Trusting Calvin by Sharon Peters

Trusting Calvin by Sharon Peters

Author:Sharon Peters
Language: eng
Format: epub
Publisher: Lyons Press
Published: 2012-12-03T16:00:00+00:00


The Jewish Family Service Association arranged soon after the job-interview unpleasantness for Max to meet Lee Feldman, a counselor at the State Bureau of Vocational and Rehabilitation Services for the Blind. A visually impaired veteran of World War II, Feldman knew what kind of roadblocks would confront a blind man trying to find work, and told Max that if he was willing to undergo four or five months of instruction, he might be able to get hired as an X-ray darkroom technician.

It would be isolating work, consisting of nothing more challenging than following the same routine hour after hour, day after day, almost like being on an assembly line.

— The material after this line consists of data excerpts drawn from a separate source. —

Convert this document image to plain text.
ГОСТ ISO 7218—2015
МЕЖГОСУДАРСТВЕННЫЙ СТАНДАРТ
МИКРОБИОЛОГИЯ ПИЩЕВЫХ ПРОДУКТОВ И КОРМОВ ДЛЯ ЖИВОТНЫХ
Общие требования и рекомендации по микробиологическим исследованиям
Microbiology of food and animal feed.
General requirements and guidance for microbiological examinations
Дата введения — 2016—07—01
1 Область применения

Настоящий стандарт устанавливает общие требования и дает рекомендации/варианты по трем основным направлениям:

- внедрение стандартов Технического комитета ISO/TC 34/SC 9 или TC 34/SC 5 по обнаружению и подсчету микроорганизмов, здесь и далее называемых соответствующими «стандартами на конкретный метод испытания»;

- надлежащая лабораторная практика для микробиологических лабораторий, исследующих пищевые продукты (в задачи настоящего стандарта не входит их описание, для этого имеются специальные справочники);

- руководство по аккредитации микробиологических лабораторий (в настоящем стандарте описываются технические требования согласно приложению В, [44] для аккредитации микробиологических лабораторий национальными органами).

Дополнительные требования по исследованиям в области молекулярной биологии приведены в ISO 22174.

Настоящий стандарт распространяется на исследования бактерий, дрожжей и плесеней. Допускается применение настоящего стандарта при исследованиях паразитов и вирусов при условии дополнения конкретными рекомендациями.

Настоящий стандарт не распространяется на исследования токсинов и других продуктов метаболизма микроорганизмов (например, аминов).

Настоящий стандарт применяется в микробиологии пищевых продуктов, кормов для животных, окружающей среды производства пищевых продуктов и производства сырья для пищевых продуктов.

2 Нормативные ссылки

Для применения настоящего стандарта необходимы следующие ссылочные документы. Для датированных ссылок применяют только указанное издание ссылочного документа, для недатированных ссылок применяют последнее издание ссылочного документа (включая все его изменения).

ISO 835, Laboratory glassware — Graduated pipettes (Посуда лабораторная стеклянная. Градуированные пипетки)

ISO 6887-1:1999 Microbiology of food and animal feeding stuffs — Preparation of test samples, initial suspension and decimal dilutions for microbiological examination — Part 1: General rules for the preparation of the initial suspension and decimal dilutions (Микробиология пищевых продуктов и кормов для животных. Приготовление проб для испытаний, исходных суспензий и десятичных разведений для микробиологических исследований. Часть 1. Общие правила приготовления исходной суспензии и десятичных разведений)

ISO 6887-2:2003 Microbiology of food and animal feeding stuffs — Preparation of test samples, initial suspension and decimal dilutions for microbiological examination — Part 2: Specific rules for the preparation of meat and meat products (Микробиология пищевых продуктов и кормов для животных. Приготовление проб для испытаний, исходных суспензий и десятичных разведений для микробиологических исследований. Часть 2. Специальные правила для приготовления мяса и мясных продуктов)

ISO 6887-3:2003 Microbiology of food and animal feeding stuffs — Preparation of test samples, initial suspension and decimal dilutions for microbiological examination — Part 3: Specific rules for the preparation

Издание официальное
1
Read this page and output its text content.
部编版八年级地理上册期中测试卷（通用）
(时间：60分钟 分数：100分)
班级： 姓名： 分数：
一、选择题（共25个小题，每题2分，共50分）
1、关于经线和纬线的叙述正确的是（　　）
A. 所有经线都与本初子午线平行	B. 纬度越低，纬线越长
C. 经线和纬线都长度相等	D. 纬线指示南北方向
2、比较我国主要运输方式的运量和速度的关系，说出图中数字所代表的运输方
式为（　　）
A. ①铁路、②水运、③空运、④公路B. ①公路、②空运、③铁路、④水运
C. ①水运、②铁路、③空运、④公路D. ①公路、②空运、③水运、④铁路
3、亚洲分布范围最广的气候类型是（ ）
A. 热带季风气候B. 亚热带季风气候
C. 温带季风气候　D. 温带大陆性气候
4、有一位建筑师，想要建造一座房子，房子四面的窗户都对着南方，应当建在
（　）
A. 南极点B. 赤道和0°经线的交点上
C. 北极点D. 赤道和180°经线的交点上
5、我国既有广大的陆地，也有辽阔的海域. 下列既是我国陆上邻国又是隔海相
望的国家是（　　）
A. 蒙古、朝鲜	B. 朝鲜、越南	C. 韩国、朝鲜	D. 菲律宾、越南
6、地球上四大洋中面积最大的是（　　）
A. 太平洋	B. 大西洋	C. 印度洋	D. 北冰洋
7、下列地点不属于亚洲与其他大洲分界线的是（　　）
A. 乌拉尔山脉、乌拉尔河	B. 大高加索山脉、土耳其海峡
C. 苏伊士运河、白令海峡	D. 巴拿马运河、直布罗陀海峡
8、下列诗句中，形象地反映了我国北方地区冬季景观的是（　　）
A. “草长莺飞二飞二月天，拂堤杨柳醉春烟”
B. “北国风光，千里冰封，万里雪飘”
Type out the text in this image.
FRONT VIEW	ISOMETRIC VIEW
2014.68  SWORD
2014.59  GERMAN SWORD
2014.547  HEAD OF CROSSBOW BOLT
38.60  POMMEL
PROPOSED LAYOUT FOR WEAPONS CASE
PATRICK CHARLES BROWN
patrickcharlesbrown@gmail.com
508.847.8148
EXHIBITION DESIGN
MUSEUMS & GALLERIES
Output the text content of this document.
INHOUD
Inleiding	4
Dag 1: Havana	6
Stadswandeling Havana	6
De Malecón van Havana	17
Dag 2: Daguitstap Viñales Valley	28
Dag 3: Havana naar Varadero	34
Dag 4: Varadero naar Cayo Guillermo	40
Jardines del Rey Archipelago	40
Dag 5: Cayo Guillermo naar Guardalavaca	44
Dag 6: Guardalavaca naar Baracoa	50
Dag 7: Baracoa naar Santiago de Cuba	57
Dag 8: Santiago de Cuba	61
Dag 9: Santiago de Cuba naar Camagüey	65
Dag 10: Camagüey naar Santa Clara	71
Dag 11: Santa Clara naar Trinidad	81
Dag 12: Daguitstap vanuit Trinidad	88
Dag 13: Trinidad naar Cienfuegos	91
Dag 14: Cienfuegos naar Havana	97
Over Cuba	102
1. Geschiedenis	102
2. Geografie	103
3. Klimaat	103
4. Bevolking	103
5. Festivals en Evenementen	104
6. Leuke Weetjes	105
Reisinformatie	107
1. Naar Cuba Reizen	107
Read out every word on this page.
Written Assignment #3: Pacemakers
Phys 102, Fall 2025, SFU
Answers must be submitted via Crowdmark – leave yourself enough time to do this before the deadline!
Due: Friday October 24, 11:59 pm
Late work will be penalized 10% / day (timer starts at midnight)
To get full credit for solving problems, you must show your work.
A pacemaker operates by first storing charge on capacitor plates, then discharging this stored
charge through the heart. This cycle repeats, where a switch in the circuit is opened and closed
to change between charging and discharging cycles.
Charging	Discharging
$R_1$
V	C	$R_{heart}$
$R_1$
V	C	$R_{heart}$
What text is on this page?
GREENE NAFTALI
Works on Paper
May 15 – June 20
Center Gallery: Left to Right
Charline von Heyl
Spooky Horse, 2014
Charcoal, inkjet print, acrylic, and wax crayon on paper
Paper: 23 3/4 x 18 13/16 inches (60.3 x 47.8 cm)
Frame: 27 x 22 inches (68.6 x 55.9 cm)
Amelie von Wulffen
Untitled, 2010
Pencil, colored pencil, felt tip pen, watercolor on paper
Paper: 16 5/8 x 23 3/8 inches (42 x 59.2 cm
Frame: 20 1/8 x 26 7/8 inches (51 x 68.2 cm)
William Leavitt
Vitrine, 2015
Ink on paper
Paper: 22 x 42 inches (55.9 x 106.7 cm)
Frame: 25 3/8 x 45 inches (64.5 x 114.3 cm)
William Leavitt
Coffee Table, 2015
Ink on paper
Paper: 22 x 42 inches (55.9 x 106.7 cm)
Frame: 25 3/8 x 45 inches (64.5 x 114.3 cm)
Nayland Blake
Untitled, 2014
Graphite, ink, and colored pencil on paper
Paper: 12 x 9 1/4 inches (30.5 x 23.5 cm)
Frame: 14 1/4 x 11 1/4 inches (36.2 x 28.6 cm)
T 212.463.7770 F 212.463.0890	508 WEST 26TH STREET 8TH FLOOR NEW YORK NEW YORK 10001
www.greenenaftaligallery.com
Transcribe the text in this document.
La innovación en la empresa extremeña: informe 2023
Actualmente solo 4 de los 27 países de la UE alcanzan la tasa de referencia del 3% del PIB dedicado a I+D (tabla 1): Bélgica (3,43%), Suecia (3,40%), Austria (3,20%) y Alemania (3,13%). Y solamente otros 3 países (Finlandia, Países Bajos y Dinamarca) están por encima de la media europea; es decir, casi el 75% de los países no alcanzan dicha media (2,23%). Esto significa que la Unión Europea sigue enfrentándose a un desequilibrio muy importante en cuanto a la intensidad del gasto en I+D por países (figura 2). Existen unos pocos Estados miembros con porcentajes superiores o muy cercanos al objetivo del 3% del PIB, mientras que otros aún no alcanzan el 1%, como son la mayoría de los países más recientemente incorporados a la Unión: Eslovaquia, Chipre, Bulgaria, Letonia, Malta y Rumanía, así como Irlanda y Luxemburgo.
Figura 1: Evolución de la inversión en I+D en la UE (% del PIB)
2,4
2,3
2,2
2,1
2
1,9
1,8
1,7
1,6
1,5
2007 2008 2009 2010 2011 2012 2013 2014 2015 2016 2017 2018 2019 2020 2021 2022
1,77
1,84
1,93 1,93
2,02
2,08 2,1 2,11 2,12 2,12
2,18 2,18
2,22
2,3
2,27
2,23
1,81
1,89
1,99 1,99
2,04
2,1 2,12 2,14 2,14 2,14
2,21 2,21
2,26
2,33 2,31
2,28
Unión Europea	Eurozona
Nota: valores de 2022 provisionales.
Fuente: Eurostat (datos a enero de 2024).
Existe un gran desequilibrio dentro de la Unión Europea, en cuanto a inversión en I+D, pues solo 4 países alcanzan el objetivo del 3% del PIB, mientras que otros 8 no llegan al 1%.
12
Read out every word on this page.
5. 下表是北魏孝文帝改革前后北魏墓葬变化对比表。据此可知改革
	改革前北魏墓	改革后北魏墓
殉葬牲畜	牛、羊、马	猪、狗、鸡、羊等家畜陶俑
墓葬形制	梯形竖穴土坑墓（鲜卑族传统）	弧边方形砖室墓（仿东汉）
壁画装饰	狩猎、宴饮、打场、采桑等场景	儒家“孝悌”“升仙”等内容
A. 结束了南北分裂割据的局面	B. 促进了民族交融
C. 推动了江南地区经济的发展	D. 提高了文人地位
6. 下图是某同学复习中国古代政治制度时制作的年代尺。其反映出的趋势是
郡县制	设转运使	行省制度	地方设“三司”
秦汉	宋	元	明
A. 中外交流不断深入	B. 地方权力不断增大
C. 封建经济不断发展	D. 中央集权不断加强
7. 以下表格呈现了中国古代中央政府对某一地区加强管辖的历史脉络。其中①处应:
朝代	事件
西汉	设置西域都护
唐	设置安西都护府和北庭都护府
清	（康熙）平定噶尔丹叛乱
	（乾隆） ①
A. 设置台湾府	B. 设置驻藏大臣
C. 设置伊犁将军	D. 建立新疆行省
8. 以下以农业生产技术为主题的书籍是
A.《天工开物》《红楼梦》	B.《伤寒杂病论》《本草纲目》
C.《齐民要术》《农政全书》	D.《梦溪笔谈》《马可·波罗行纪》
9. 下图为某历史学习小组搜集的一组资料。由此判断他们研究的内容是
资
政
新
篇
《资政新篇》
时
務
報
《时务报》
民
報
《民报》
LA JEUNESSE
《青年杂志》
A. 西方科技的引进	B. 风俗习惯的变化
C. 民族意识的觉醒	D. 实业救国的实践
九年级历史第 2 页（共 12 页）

But there was a demand for such technicians, he said, and Max’s obvious appreciation for structure made this a good prospect for him because it involved following prescribed steps, carefully timing everything, and moving quickly when the buzzer signaled it was time to slide the film from one tray to the next.

To prepare, Max would have to learn how to use a white cane, something he hadn’t learned since the Germans took a different approach to mobility training. And he would have to memorize bus lines and schedules so he could get to and from training and then the job, which might—depending on which hospital hired him (if one hired him)—be a long distance from his apartment.

Max was eager, he assured Feldman, to do whatever was necessary.

His mobility training began immediately.

The instructor, a blind chain-smoker named Jim, had a gravelly voice and a no-excuses approach to life. “When you walk down the street,” Jim said on their first day together, “and you bump into a pole and get a bloody nose, you have two options: Go back home, clean up, and start over again, or continue going wherever you have to go and clean up there. Big boys don’t cry.”

The two got on well.

Max began his technician training barely two months after arriving in the United States—nervous because his English was still halting, and also because he wasn’t sure how the techs in the hospital who were to teach him would react to having a blind man thrust into their operation. But the employees were friendly and patient and devoted themselves to helping him succeed. They spent their lunch hours encouraging him through conversations to help spur his English along, and one, thinking music might help (not realizing until it was too late that Max was tone-deaf), taught him the popular Irving Berlin song, “Blue Skies.”

When Max completed training four months later, Feldman reported that he’d found him a darkroom technician position at the Cleveland Clinic. The pay would be one dollar an hour, and Max would be on probation for six months rather than the customary ninety days, because there was discomfort among some at the hospital about his ability to do the job. Max accepted the job and the terms.

Feldman arrived at Max’s apartment soon after sunrise on October 20, 1952, to accompany him on the bus for his first day at work.